Francisco Dandão
Não é possível ao ser humano viver sem fantasias. A parte dura da vida, os perigos de cada esquina, as desilusões cotidianas, as esperanças frustradas, as decepções (incluindo aqui nesse quesito aquela derrota do time do coração), tudo isso pode ser compensado por uma boa dose de fantasias.
As fantasias podem ser realizadas a qualquer momento. Mas no carnaval, período em que (quase) tudo é permitido, às claras, no calor das avenidas, é que elas (as fantasias) afloram com mais força. Tem gente que solta a franga, tem gente que escancara e tem gente que bota o bloco na rua.
Dos carnavais do passado, eu lembro de jogadores de futebol (tanto faz se famosos ou não) que costumavam se vestir de mulher. Não sei se era algum desejo escondido de se travestir como o belo sexo, ou se era só por escracho mesmo. Mas o certo é que os caras botavam até o sutiã das patroas.
Era tradicional, inclusive, a realização de uma pelada onde os atletas iam todos vestidos com trajes femininos. Tinha pouco jogo, é verdade. A bola é o que menos interessava. O que havia era mais álcool do que bola envolvido na disputa. E tome trombadas, quedas e muitas gargalhadas.
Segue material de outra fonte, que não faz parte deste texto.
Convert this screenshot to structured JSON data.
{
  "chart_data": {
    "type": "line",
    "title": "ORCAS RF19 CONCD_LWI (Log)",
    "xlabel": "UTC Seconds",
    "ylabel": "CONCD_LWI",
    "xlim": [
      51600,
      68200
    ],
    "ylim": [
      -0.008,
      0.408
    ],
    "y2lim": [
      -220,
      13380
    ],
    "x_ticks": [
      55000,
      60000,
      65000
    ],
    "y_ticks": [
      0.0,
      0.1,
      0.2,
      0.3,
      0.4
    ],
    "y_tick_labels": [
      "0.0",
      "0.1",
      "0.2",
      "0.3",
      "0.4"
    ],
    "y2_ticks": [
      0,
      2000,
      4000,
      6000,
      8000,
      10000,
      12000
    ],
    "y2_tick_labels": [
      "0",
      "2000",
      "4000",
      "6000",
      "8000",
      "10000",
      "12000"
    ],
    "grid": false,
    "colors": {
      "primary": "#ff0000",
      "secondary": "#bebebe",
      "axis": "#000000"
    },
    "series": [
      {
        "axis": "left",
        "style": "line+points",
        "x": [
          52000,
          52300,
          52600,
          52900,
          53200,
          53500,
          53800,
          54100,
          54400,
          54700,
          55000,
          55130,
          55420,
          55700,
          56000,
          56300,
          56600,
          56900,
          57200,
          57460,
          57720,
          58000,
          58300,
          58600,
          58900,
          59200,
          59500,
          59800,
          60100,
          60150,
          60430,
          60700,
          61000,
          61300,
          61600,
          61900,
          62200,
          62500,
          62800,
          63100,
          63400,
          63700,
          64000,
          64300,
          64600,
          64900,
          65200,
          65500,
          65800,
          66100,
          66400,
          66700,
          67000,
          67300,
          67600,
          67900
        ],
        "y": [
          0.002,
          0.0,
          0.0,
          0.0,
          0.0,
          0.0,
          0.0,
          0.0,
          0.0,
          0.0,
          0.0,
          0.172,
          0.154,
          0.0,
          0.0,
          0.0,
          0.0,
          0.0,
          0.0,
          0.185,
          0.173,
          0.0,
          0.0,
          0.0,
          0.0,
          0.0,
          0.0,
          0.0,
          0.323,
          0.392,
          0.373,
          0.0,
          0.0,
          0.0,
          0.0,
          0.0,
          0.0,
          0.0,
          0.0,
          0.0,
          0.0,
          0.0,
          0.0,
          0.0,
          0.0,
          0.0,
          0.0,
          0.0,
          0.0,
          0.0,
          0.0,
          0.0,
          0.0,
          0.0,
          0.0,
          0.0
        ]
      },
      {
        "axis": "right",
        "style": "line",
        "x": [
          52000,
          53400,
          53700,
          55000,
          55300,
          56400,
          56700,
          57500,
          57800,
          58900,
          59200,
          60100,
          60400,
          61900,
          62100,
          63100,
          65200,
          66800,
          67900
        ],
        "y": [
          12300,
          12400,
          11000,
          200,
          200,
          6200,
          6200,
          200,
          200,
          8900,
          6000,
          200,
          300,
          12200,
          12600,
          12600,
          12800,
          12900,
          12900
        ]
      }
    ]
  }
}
Um detalhe significativo na indumentária dos peladeiros foliões era o sapato, quase sempre de salto altíssimo. Difícil correr de salto alto. Mas, pra falar a verdade, alguns dos caras já usavam no dia a dia chuteiras de salto assim mais elevado do que o normal. De alguns se dizia “enganadores”.
O uso da cachaça, igualmente à fantasia de mulher, apenas ficava mais evidente no carnaval. Os caras já tomavam todas durante o ano. Só davam um jeito de ser mais discretos, ingerindo “na moita”, nos fundos dos botecos, longe das vistas da galera. No carnaval era tempo de tomar abertamente.
E no delírio que se seguia, não era raro os que adormeciam sob o efeito da “marvada” e que sonhavam marcando gols dos mais requintados feitios. No dia seguinte, é claro, só restava uma terrível dor de cabeça e um gosto de guarda-chuva na boca. Aí, para curar, o recomendado era tomar outro porre.
Parece que esses costumes estão mudando. Tá tudo muito perigoso nos tempos que correm. Tem ladrão pra todo canto. Sem falar nas patrulhas ideológicas. Agora, o jogador que se vestir de mulher e tomar umas e outras no carnaval pode ser assaltado no campo da pelada ou cair na língua do povo.
Naturalmente, tem ainda ex-jogador que não abre mão de uma boa fantasia durante o carnaval. O Joraí, zagueiro que mais gols contra marcou na história do Acre, é um desses. Ele vai sair de Zorro (devido a máscara), de pirata (por causa da perna de pau) e de odalisca (sem explicação). Bidu!